Hindu communal solidarity

  • Lajpat Rai, Madan Mohan Malaviya and N.C. Kelkar joined the Hindu Mahasabha and argued for Hindu communal solidarity.

D) Polity, Bills, Acts and Judgments

5.Protection of Children from Sexual Offences (POCSO) Act, 2012 (IE)

  • Context: Bombay HC’s interpretation of POCSO risks making the law redundant.

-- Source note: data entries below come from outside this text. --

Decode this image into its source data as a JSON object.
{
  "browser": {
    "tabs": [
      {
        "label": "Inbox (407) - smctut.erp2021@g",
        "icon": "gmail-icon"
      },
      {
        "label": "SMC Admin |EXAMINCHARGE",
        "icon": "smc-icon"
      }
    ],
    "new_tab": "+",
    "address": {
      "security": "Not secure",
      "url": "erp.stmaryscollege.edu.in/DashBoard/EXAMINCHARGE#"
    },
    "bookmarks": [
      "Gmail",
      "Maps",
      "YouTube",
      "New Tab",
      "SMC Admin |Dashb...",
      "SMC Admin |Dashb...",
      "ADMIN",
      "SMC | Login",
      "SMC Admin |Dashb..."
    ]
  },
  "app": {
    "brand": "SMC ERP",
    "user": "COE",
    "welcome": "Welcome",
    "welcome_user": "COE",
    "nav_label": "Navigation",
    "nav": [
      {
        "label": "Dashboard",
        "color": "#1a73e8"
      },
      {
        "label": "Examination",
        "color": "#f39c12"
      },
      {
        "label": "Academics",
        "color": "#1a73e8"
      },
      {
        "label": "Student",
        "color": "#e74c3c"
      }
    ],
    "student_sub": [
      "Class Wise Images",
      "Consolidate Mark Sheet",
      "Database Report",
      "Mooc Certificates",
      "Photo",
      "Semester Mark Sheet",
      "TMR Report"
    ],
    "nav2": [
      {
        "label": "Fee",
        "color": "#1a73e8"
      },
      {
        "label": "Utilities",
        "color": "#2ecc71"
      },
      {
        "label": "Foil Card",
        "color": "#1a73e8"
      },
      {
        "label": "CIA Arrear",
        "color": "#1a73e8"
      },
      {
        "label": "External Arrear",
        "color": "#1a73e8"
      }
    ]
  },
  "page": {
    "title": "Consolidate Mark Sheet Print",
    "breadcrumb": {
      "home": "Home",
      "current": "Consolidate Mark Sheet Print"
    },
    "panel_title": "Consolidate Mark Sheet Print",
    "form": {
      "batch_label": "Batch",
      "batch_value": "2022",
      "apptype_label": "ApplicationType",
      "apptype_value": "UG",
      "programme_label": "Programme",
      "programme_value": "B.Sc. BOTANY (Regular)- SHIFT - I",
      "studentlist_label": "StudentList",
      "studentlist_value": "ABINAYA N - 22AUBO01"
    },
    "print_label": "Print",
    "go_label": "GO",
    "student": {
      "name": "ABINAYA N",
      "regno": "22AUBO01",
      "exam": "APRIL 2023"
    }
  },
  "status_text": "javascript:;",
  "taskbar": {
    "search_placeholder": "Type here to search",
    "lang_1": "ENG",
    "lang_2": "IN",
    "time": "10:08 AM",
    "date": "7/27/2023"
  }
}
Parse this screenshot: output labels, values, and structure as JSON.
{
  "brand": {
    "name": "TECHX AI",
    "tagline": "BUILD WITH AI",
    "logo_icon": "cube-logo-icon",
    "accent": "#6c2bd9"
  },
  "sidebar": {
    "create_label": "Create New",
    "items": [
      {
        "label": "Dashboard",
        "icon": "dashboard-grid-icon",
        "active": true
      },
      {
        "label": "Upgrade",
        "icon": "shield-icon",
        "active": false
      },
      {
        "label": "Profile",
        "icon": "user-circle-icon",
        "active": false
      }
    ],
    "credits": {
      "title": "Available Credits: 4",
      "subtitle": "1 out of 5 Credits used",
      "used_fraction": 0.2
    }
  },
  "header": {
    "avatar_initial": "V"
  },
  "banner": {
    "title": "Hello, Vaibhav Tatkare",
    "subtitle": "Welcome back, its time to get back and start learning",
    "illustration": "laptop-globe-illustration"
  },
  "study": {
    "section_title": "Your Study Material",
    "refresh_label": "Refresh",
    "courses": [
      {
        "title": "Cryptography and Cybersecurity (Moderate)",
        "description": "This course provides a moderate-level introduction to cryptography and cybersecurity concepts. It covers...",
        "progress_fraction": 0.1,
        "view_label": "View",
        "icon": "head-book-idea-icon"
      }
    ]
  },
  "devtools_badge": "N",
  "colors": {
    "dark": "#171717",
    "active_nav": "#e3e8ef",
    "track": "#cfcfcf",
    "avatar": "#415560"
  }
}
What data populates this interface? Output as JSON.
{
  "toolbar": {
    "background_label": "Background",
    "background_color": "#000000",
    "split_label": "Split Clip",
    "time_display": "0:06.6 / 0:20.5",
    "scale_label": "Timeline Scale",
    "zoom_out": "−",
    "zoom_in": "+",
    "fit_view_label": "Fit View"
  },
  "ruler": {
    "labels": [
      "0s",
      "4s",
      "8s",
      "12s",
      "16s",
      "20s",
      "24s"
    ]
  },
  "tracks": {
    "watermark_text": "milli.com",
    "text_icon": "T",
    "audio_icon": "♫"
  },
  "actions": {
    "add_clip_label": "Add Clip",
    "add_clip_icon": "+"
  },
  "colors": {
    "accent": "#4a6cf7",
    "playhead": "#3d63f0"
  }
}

  • Recently, the Nagpur Bench of the Bombay High Court in the case of Satish Bandu Ragde v. The State of Maharashtra held that “skin-to-skin” contact is essential to constitute the offence defined under Section 7 of the Protection of Children from Sexual Offences Act, 2012 (POCSO Act) which deals with sexual offences against minors.
  • The POCSO Act was enacted with the specific intention of protecting children from sexual assault and sexual harassment. It took into consideration the standards prescribed by the Convention on the Rights of the Child adopted by the General Assembly of the United Nations to which the Indian government acceded to on December 11, 1992.
  • The Act acknowledges the special vulnerability of children and that special protection, above and beyond that provided in the IPC, is required when the victim is a child.
  • Section 354 of the Indian Penal Code, 1860, which deals with outraging modesty of women and provides for a lesser sentence in comparison to POCSO.

Protection of Children from Sexual Offences (POCSO) Act, 2012

  • The Act deals with sexual offences against persons below 18 years of age, who are deemed as children.
  • The Act for the first time, defines “penetrative sexual assault”, “sexual assault” and “sexual harassment”.
  • Speedy trial of offences through appointment of Special Public Prosecutors and designated Special Courts.
  • The Act provides for stringent punishments which have been graded as per the gravity of the offense
  • The Act deems a sexual assault to be “aggravated” under certain circumstances, such as when the abused child is mentally ill or when the abuse is committed by a person in a position of trust or authority vis-a-vis the child, like a family member, police officer, teacher, or doctor.
  • The Act provides for a dedicated ‘Online Complaint System (e‑baalnidaan)’ to ensure timely/speedy redressal of complaints of various violations and deprivation of child rights.
  • The Act also provides for mandatory reporting of sexual offences.
  • The police are also required to bring the matter to the attention of the Child Welfare Committee (CWC) within 24 hours of receiving the report.
  • It provides for special courts that conduct the trial in-camera and without revealing the identity of the child.
  • The Act stipulates that a case of child sexual abuse must be disposed of within one year from the date the offence is reported.
  • The Act provides for the Special Court to determine the amount of compensation to be paid to a child who has been sexually abused, so that this money can then be used for the child’s medical treatment and rehabilitation.

Recent Amendments

  • The amended Act provides death penalty for aggravated sexual assault on children and greater punishments for other crimes against minors.
  • The Bill justifies this by referring to the judgments of the Supreme Court in Machhi Singh (1983) and Devender Pal Singh (2002) in which the court has held that the death penalty can be awarded only in rarest of rare cases.
  • It makes offences against children gender-neutral.